The shafts of machines and motors are manufactured in Lathe and precision shaft machining requires costly cooling methods like Minimum Quantity Liquid coolant, cryogenic cooling or high-cost artificial coolant. On other hand some soft requires CNC machining for meeting the requirements. The machinability performance can be measured with respect to tool wear. If tool wear increases its affects surface quality. Here used coconut oil or waste coconut oil (WCCO) with Nanoparticles of Acidum Boricum for machining the precision shaft and measured tool wear responses to measure and optimize the machining performance.

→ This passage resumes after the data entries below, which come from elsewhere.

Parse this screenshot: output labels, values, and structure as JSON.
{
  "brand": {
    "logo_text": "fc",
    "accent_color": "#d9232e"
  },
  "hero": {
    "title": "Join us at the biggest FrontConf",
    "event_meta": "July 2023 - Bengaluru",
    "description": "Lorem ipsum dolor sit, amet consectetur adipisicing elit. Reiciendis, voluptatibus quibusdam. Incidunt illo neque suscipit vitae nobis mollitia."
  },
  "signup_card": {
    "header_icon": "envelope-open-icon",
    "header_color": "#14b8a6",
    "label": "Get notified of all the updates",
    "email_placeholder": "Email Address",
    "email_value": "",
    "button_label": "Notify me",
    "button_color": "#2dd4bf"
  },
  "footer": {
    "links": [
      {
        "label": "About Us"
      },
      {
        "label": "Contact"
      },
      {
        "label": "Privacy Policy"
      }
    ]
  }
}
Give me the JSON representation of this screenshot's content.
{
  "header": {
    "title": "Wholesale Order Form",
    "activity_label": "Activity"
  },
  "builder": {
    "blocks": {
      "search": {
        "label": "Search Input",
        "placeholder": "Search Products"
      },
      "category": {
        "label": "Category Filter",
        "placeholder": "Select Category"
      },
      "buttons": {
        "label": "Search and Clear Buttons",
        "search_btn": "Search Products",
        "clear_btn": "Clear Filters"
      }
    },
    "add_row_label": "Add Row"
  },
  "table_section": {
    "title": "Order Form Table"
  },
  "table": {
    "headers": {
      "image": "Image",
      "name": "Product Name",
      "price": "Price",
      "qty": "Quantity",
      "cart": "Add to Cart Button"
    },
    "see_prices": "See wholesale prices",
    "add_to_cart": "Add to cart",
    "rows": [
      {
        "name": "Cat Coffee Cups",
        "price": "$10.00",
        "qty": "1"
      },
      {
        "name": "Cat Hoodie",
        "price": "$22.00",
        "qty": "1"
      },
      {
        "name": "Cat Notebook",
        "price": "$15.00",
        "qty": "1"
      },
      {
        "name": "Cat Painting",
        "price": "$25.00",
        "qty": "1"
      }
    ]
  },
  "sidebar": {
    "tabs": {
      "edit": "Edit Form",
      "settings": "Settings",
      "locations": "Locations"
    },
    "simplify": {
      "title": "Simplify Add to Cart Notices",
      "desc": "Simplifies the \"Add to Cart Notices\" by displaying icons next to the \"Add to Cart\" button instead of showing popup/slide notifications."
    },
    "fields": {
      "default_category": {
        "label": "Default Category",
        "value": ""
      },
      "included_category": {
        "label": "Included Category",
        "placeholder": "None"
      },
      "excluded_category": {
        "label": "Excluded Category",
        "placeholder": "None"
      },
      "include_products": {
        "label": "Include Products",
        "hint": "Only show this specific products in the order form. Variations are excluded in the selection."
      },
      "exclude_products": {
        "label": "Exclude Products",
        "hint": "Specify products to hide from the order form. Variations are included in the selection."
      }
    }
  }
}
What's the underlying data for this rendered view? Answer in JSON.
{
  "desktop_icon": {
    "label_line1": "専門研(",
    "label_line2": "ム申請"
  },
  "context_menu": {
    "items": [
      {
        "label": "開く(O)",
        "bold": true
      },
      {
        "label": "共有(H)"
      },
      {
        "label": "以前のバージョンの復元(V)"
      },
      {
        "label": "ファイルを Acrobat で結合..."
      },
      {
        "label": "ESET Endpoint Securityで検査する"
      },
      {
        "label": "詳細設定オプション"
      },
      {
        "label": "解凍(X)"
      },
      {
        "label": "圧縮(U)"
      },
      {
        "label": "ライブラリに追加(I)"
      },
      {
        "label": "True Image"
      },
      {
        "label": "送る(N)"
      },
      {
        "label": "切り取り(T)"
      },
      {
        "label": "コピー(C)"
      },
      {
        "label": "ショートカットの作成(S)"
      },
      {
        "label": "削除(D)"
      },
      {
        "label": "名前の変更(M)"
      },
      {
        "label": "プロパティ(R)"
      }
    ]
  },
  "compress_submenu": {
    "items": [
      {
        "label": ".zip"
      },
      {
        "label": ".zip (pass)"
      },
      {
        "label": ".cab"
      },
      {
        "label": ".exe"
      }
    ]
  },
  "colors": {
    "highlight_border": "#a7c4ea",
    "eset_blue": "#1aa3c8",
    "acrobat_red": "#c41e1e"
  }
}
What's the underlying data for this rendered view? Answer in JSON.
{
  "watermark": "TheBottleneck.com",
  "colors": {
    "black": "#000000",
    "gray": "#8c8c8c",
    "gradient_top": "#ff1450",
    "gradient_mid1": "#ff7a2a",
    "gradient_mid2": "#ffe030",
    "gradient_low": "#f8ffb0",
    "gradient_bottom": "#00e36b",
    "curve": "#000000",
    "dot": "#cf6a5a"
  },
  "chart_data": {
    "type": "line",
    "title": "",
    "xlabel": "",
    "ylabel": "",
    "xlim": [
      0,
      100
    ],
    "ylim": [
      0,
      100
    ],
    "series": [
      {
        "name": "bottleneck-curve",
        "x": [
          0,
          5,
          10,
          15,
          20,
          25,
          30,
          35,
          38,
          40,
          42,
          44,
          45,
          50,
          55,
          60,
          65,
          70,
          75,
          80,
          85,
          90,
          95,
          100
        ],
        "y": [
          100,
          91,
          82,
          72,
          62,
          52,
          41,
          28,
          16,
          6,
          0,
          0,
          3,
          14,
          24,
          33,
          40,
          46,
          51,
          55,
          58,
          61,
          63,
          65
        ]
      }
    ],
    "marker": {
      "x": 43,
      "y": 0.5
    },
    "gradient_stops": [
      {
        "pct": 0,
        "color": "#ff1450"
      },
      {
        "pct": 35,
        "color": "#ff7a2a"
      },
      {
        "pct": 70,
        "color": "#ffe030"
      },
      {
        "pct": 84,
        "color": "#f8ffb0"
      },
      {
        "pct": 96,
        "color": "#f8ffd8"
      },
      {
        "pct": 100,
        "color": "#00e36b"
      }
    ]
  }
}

The conventional green machining and proposed nanofluid machining with proposed nanofluid performance compared. Taguchi L16 experimental deign employed with three factors varied at four levels. Cutting Vel. (40, 90, 140 and 190 m/min), Tool Feed (0.05, 0.10, 0.15 and 0.20 mm/rev) and The PVD coated insert used with Nose Radius (0.30, 0.60, 0.90 and 1.20 mm). The observation of both group of experiments statistically tested with independent samples test. The proposed method outperformed. Secondly the process parameters optimized with Taguchi analysis and further analyzed. Thirdly the mathematical model developed with ANOVA. This investigation focusses a passive technique of improving the flood cooling by use of biodegradable nanofluid as well as aimed to support the clean technology by identifying further use of WCCO.